Scacciapensieri

Davanti al negozio c’erano due cartelli affissi accanto alla vetrina, sul muro annerito dagli anni e dallo smog.
Quello in alto era un avviso che Pamela non si stupì di trovarci, scritto a mano con pennarello verde su un cartoncino bianco: – Cercasi Commessa-. In fondo lei si trovava lì davanti proprio per il motivo indicato in quella scritta.
L’altro cartello, un po’ più piccolo del primo era invece plastificato, di colore arancione con i caratteri prestampati: -Vendesi- .
Sotto era stato aggiunto, al tratto corsivo, qualcosa di illeggibile, ed il numero di un cellulare che lei, invece, riconobbe: era lo stesso numero di telefono che aveva composto anche lei quel mattino, dopo averlo scovato, grazie agli occhiali inforcati sulla punta del naso, tra le righe fitte fitte degli annunci gratuiti nella rivista Bric a Brac.
Pamela quel mattino aveva fatto molti tentativi per sondare la possibilità che un primo lavoro per lei ci fosse. Soltanto chi le aveva risposto da quel numero di cellulare, fissandole un appuntamento in quello stesso pomeriggio per un colloquio, le aveva dato un piccolo barlume di speranza.

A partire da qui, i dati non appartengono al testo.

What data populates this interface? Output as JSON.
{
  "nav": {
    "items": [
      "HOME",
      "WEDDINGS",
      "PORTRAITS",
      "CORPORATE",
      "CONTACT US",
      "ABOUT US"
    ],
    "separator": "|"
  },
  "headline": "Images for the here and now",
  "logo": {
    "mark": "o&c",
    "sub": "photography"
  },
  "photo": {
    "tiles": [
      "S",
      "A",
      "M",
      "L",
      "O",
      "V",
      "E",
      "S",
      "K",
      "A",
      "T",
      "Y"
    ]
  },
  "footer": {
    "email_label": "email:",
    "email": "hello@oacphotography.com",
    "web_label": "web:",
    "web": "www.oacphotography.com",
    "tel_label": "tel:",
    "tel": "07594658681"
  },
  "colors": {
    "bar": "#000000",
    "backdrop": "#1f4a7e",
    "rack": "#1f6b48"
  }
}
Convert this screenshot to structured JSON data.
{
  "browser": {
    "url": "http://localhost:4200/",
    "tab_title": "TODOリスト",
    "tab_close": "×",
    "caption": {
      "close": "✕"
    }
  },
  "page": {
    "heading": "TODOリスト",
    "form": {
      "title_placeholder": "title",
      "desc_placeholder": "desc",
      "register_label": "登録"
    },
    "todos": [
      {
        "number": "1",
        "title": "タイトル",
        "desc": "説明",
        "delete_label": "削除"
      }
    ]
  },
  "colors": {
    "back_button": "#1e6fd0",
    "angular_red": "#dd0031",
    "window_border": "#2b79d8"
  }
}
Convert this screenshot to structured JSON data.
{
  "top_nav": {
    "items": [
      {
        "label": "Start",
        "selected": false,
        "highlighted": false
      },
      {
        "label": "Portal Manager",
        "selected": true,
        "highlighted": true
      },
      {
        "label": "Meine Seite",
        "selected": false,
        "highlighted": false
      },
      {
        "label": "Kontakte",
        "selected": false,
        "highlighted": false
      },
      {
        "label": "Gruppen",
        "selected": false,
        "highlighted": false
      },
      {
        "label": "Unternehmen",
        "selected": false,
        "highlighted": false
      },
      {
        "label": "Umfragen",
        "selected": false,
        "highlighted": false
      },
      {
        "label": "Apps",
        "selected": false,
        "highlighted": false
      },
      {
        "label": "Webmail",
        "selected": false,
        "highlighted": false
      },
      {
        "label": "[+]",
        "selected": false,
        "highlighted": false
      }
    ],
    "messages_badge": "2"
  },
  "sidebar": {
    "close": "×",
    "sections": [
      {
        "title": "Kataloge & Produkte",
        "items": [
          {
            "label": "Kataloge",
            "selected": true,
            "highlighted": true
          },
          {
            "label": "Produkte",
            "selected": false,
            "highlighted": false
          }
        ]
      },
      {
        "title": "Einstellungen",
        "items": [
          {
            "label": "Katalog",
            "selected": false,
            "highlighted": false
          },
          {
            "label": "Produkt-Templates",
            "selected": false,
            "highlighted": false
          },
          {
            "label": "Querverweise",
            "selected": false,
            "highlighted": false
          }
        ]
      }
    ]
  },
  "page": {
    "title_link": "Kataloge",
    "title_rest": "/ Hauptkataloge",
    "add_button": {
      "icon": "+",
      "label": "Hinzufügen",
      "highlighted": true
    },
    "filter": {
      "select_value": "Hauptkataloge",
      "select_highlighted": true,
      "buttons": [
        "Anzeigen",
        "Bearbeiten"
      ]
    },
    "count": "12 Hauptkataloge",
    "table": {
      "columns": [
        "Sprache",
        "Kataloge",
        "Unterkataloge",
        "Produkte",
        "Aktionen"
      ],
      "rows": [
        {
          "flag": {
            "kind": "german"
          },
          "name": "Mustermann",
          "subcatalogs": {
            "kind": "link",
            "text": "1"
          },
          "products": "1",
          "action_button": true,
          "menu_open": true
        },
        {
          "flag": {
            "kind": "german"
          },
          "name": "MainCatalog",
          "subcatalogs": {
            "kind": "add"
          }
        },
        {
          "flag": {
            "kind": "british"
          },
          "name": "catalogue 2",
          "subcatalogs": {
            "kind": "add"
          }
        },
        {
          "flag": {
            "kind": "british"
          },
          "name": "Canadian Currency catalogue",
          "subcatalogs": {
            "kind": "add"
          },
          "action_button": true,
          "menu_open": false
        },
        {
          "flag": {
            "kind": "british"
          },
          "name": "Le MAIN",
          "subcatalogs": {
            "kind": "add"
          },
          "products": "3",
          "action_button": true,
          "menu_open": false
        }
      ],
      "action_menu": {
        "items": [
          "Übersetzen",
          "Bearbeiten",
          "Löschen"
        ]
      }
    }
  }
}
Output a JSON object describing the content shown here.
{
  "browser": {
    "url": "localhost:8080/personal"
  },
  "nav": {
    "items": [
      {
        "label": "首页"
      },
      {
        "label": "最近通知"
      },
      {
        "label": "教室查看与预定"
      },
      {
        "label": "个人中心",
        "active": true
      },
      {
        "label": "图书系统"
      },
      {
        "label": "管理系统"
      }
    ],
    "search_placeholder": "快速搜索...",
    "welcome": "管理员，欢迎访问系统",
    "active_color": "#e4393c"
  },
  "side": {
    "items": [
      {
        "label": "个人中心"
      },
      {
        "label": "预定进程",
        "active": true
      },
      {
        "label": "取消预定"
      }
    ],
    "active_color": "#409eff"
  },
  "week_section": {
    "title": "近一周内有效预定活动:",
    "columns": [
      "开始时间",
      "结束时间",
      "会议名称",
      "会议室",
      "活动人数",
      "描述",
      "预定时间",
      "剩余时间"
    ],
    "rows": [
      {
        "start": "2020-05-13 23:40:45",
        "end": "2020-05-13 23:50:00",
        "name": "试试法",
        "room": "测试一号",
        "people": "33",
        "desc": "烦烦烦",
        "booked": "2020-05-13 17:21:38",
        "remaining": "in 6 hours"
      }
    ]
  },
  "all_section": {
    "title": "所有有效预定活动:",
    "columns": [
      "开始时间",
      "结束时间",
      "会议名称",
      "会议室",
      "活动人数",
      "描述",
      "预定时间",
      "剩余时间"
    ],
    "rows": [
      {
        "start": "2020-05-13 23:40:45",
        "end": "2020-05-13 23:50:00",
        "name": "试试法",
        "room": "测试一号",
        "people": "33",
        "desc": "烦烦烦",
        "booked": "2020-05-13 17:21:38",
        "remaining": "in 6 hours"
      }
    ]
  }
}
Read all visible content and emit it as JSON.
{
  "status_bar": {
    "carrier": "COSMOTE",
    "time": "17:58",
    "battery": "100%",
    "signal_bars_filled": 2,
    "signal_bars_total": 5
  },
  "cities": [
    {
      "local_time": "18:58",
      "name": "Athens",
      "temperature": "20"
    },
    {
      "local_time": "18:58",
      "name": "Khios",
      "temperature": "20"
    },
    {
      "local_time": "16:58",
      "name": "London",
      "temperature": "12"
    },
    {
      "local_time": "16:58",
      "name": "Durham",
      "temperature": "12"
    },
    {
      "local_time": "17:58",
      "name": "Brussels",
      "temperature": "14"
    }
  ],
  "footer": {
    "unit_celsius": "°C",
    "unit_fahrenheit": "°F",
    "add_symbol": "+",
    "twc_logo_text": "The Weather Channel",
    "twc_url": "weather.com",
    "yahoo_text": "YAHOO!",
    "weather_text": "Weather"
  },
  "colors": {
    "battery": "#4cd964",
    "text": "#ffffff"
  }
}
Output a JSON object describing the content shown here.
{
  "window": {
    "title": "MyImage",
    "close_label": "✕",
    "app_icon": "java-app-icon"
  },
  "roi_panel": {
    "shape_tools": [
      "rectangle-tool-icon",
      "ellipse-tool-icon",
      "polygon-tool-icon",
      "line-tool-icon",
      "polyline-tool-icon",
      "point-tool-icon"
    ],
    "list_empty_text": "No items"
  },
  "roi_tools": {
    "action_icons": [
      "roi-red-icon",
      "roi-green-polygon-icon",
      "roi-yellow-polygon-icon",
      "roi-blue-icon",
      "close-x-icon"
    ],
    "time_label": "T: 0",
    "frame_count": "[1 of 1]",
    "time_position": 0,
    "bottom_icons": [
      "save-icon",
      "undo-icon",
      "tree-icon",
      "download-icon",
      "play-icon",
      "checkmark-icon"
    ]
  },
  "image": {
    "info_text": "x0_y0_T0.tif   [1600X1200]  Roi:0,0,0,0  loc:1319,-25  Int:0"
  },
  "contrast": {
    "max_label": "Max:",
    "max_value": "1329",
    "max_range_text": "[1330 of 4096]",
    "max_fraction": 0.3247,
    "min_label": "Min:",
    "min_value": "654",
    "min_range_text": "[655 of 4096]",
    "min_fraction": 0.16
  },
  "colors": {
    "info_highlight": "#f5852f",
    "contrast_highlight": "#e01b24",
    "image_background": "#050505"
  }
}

Dinanzi al cartello con la scritta -Vendesi- l’entusiasmo si smorzò come un tradimento in agguato e si diede della sciocca.
Ripensò alle speranze che aveva nutrito sin da quando, dopo la doccia, aveva passato la piastra per lisciare i capelli biondo cenere, quando il suo pensiero si era rivolto al cosa avrebbe indossato. Aveva scelto la gonna color smeraldo che lasciava scoperte le caviglie a partire da sopra al ginocchio. Non aveva indugiato per la trasparenza dei Venti Den nel naturale color carne delle calze. Sicurissima per le scarpe, con il tacco da otto centimetri che l’avrebbero slanciata oltre il metro e settanta. Indecisa sul maglioncino, aveva risolto per quello color tabacco, quello che avrebbe evidenziato il seno ben modellato dal reggiseno a balconcino. E sopra, il trench, quello sagomato color latte e miele, con la cintura da annodare stretta in vita.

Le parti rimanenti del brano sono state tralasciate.